Он чувствует, он должен что-то сказать, должен выдавить хоть слово, чтобы уравновесить шизопоток её монолога. Слово зреет, впитывает в себя всё, что он не сказал ей за десять лет. Итоговая реминисценция реминисценций, его самое главное, самое сокровенное слово, реликвия, ключ ко всему, октаграмматон-освободитель, выпускающий их наружу и вовне... Он встаёт и произносит:
– ПРИЩЕПКА.
Тепличный андрогинный ад.
Кромешное, дремучее зло, понимает он, не является метафизическим испытанием или полигоном для укрепления духа. Терминальная тьма – всего лишь удобная и прочная клетка для человеческих сознаний, которые, подобно мотылькам в плафоне, не должны подозревать о существовании внешней бесконечности. Фатальная безнадёжность пропитывает мир и формирует своего рода непроницаемую мембрану для всех, кто пребывает в первородном абсансе. Как только зарождается надежда, мембрана тут же пружинит назад, в бредовый мир. Все действия глубоко осмысленны, направлены к вечному параллаксу и мягкой свободе лесных моховух, по которым никогда не ступали нога, лапа и копыто. Девственность и чистота мыслей маленького плодородного существа. Галлюцинаторное восприятие леса. Гандарна, неотъемлемая часть каждодневной агонии. Мёртвые байкалы розовых дверей. Души псевдоподиями распространились по округе. Это изнанка мира, минусовое пространство. Он провалился сквозь землю, и в надире падения, наконец, обрёл вожделенный индивидуализм. Нормальная паранойя, ничего такого. Его разрывают на части демоны страсти, похоти, ненависти и вожделения.

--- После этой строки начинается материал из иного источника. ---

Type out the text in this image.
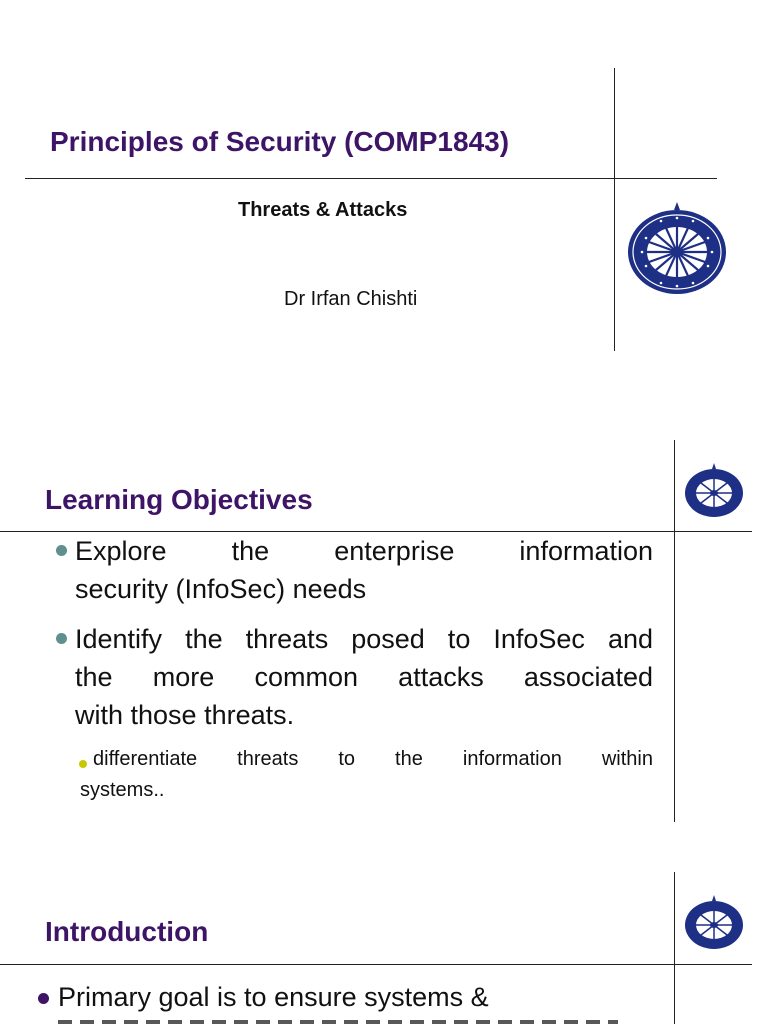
Principles of Security (COMP1843)
Threats & Attacks
Dr Irfan Chishti
Learning Objectives
Explore the enterprise information
security (InfoSec) needs
Identify the threats posed to InfoSec and
the more common attacks associated
with those threats.
differentiate threats to the information within
systems..
Introduction
Primary goal is to ensure systems &
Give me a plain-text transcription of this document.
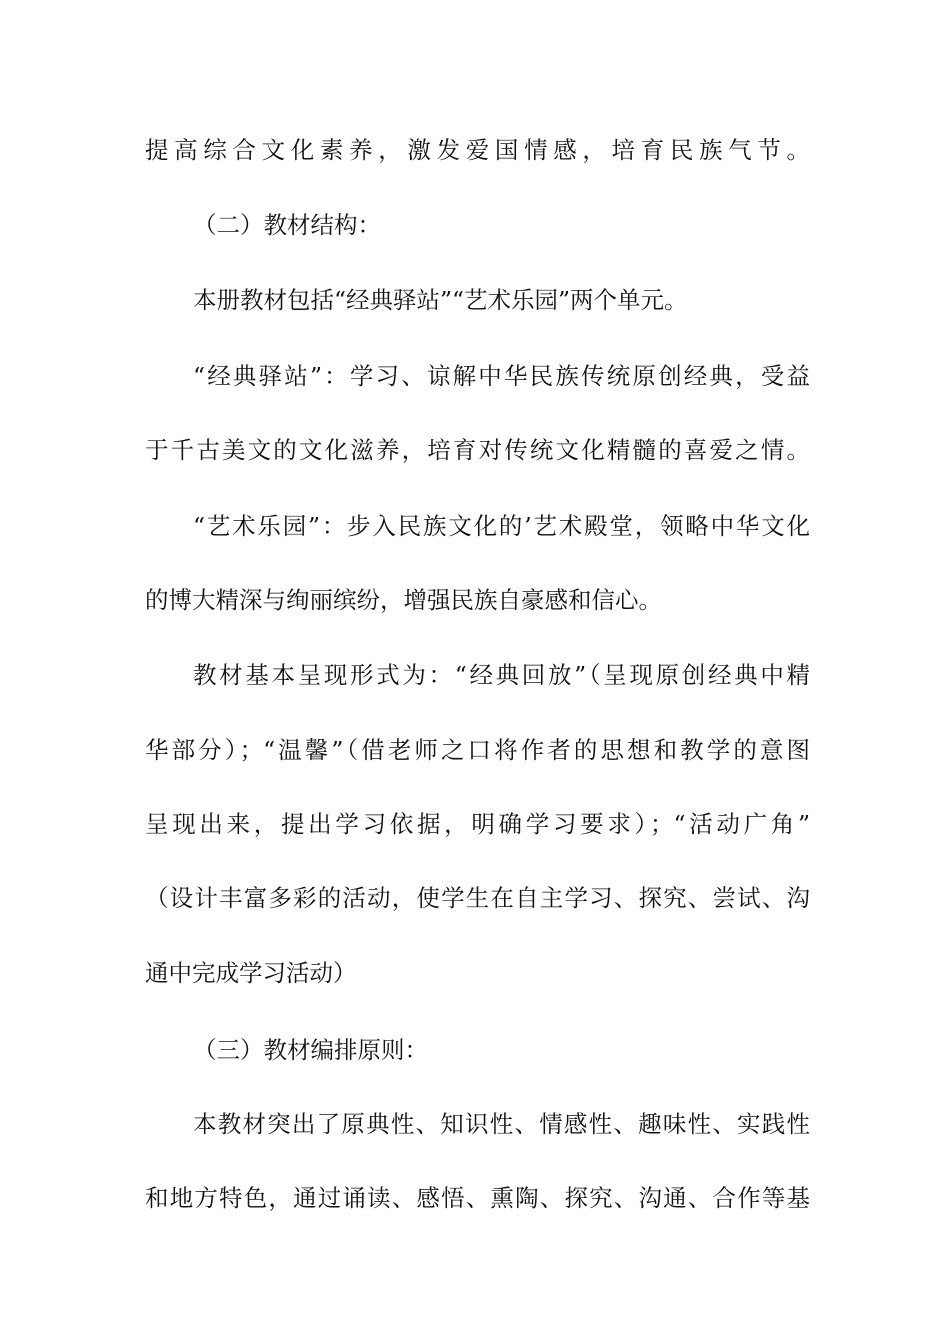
提高综合文化素养，激发爱国情感，培育民族气节。
（二）教材结构：
本册教材包括“经典驿站”“艺术乐园”两个单元。
“经典驿站”：学习、谅解中华民族传统原创经典，受益
于千古美文的文化滋养，培育对传统文化精髓的喜爱之情。
“艺术乐园”：步入民族文化的’艺术殿堂，领略中华文化
的博大精深与绚丽缤纷，增强民族自豪感和信心。
教材基本呈现形式为：“经典回放”（呈现原创经典中精
华部分）；“温馨”（借老师之口将作者的思想和教学的意图
呈现出来，提出学习依据，明确学习要求）；“活动广角”
（设计丰富多彩的活动，使学生在自主学习、探究、尝试、沟
通中完成学习活动）
（三）教材编排原则：
本教材突出了原典性、知识性、情感性、趣味性、实践性
和地方特色，通过诵读、感悟、熏陶、探究、沟通、合作等基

Он смотрит Маре вслед, когда она уходит: танец гнева, танец вызова, танец бунта. Антиэстетизм, запрещённая обществом физиологичность стали фундаментом для нового искусства её походки. Появление тела в пустующем пространстве, борьба тела с силой тяжести, диалог напряжения и расслабления. Танец тела, рождённого для страданий, живущего и умирающего в страданиях. Пульсация клетки в организме раба. Сердцебиение радиоактивного мутанта. Растерянность, неудовлетворённость, загнанность. Мозговыброс. Тульпас вселенского хруста. Она удаляется, становится всё меньше и меньше, тала, ангула, ява, юха, ликша, балагра, раджа, парамана, и вот она сжалась в точку. Схлопывание. Её нет. Мара целиком эстоавтогамна. Соматонические мезоморфы ревут ей вслед.
– Венера Пандемос, блудница, ты – Пятница для этих робинзонов. Ты – их божество, как Кецалькоатль для толтеков, как Боччика для чибча-муисков, как Маниту – такой же аннигилировавший белокожий пришелец. Ты ушла, а мне остался этот заезженный антропный принцип, не выдерживающий никакой критики чистого разума, что порождает монстров в своей полудрёме, сонмы и сонмы тессерактов...
Глаза мозгоправа закрыты и только едва заметные саккады тревожной рябью простреливают его складчатые веки.